Conclusion and future direction
Rigid body systems in modeling provides numerous fascinating opportunities for designing the controller at realm of modeling and managing the bipedal beings. This research utilized computer-aided design (CAD) methodology to create a biologically enthused motor control to simulate bipedal mobility. This model utilizes a unique twist and tilt foot mechanism, which is a specific adaptation of the sit-to-stand movement commonly observed in individuals with neurological disabilities. Following that, an Optimal Controller is developed to assist in the sit-to-stand transformation in bipedal motion for the unique twist and tilt model where the left foot’s sliding tilt inside the system leads to a neurologically impaired leg.

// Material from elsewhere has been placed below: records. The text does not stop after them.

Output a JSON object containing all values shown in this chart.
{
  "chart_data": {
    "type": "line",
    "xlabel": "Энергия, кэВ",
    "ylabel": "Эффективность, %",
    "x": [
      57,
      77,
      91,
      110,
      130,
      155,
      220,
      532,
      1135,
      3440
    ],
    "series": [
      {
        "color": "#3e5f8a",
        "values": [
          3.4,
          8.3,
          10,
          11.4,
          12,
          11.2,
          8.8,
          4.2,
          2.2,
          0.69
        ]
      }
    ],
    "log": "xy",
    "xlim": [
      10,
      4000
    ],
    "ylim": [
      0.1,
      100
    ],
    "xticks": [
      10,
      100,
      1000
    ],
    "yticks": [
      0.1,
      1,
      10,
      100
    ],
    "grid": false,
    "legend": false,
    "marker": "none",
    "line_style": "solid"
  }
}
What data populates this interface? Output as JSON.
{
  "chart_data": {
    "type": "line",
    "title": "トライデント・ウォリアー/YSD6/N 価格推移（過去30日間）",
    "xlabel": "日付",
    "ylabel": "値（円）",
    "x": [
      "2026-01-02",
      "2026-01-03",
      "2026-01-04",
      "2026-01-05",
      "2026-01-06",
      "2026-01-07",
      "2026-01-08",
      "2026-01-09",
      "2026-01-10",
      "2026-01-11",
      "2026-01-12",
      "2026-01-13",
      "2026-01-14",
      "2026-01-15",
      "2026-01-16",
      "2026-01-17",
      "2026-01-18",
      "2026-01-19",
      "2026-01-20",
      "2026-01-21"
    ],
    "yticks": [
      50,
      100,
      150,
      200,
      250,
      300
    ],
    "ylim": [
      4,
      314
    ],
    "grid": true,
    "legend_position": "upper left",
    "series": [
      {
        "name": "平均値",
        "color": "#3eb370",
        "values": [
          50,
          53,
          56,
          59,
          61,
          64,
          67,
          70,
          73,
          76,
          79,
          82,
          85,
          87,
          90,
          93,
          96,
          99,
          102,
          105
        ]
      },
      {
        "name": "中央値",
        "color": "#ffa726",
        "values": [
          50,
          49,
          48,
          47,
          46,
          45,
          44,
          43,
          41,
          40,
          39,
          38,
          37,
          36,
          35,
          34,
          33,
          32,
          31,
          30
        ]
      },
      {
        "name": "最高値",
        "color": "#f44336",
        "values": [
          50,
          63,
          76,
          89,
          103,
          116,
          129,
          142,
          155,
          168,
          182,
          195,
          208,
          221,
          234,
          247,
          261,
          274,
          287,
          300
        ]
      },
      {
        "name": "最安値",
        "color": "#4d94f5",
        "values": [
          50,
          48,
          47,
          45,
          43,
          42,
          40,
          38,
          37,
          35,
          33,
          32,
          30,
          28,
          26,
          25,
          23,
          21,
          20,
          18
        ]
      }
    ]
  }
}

To compensate for this sliding tilt, a twist angle is necessary along the sagittal plane where, the control effort quantifies the joint torques required to manipulate 24 desired positions and velocities using 11 input torques, taking into account the 14 states of the system. This technique provides a diverse array of opportunities and uses, such as specialized evaluation in the field of movement sciences, rehabilitation robotics, and ergonomics.
In the future, this paradigm has the potential to be expanded to include distinct decoupled design for both the twist and tilt methods. Furthermore, we will also implement synergetic-adaptive control techniques such as decoupled controller, sliding mode controller and backstepping controller on the designed model by decoupling the twist and tilt model into healthy and deficient systems separately. In addition, a forward thrust system will be built for the twist and tilt model scheme. This system will enable the controller to apply forward thrust during the sit-to-stand maneuver. In addition, research will be conducted on motor control using smart materials to facilitate their practical integration into prostheses and assistive devices, with the aim of producing tangible results. Prospective experimental validation of the model will be carried out after finalization of the smart material which best suits for the model through Finite Element Method (FEM) analysis. The application of this modeling technique holds great potential for enhancing the comprehension of biomechanical motion in living organisms.
Footnotes
Declaration of conflicting interests
The author(s) declared the following potential conflicts of interest with respect to the research, authorship, and/or publication of this article: This work is carried out as a part of doctoral research of the author. There is no financial interest related to this publication
Funding
The author(s) disclosed receipt of the following financial support for the research, authorship, and/or publication of this article: This work does not involved any funding from any source and is carried out solely by the authors. Moreover, the author belong to Research4Life program Group B country, so APC waiver may please be applied.
Data availability statement
Data sharing not applicable to this article as no datasets were generated or analyzed during the current study.